Ease into the accelerator pedal and the C-MAX pulls away quietly in electric-only mode, which is good for up to 62 miles per hour if the battery is sufficiently charged. When the 2.0-liter internal combustion engine kicks in, a relatively seamless transition enables more aggressive acceleration, which is surprisingly strong given the C-MAX's lofty fuel economy claims. Punch the pedal and this modest-looking hybrid will spin its tires off the line. Incidentally, it's easy to accidentally click the shifter into "L," which quickens acceleration and more aggressively charges the battery through brake regeneration.
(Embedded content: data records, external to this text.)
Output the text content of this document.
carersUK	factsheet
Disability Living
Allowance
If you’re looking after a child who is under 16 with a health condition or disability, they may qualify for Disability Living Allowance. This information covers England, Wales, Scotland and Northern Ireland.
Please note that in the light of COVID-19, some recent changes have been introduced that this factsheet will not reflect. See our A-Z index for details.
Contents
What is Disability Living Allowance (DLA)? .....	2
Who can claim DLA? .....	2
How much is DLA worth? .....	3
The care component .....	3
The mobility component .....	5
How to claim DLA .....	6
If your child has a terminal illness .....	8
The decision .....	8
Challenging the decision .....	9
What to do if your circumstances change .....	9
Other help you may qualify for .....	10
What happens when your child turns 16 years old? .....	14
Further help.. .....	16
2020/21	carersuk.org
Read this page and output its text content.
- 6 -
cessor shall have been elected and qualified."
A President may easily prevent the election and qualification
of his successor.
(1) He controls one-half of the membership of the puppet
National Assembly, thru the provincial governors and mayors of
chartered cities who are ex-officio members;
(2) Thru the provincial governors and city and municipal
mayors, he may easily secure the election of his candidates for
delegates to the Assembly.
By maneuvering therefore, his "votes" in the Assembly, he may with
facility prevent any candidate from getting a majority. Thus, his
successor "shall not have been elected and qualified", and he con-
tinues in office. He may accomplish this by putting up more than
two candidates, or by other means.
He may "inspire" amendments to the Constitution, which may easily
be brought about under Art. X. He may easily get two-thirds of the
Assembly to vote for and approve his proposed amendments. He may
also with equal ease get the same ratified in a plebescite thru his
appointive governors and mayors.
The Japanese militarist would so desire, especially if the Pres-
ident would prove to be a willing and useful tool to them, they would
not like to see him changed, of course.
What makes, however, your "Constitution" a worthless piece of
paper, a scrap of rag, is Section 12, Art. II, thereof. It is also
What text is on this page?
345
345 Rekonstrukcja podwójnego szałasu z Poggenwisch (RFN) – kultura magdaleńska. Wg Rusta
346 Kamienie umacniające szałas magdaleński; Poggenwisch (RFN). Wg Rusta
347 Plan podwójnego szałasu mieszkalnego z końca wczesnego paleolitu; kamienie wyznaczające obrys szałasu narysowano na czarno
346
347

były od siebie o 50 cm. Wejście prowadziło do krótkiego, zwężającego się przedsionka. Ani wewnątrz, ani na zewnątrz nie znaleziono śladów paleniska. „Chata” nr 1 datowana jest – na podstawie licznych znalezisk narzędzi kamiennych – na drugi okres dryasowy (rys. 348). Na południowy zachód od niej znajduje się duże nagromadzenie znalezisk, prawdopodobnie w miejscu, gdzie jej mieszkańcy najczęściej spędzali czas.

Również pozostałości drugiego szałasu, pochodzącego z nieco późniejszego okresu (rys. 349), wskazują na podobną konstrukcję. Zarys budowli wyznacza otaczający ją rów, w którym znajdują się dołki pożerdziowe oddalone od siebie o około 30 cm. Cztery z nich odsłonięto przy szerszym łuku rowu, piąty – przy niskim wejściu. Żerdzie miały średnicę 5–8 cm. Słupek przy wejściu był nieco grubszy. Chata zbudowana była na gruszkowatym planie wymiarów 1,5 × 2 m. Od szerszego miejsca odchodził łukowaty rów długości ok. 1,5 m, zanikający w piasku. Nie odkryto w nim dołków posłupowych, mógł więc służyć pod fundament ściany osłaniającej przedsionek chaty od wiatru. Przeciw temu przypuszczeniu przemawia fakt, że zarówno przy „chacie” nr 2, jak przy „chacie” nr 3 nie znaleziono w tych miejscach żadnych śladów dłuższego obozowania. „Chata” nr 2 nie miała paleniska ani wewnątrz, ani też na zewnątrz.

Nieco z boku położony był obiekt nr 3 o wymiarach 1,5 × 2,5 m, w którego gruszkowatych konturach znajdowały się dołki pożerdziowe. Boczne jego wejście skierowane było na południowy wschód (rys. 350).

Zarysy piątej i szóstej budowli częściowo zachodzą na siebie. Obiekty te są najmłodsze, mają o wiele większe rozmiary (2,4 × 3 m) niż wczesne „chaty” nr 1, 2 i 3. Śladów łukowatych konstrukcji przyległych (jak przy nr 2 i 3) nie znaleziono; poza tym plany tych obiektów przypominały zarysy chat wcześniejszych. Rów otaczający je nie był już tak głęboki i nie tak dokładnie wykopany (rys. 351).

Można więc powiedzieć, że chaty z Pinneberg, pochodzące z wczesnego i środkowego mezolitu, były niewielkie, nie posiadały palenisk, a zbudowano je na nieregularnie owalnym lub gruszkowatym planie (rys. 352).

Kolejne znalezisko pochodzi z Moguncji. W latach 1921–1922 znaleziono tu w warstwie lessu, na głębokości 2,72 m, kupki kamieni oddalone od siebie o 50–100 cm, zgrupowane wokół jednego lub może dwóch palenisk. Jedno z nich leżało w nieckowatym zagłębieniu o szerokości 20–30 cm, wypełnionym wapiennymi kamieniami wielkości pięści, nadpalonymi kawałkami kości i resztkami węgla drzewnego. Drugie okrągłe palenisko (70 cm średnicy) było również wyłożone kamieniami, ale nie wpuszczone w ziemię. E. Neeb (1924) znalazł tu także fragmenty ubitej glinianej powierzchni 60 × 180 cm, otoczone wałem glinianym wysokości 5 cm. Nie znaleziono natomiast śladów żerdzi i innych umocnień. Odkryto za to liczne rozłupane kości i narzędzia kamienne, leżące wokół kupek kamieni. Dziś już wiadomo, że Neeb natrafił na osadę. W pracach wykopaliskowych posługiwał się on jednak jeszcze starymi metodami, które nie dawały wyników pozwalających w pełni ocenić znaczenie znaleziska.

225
One of the C-MAX Hybrid's strongest suits is its nimble driving character. When pushed, the C-MAX handles tight corners skillfully, feeling more like the Focus hatchback it's based on than the tall hybrid wagon it actually is. On the highway, meanwhile, the cabin remains pleasantly quiet. Not many hybrids can match the C-MAX's behind-the-wheel bona fides.
Other Cars to Consider
Toyota Prius v -- Toyota builds perhaps the only direct competitor to the C-MAX, and it commands a modest price premium relative to the Ford.
Mazda5 -- This non-hybrid alternative from Mazda is more affordable. And while it doesn't offer super-sized hybrid fuel economy figures, it does deliver a third-row seat and spacious cargo-hauling capacity.
Stick with the SE. For us, the C-MAX Hybrid is at its best when it offers the most value. The SEL is a tougher sell at $30,000.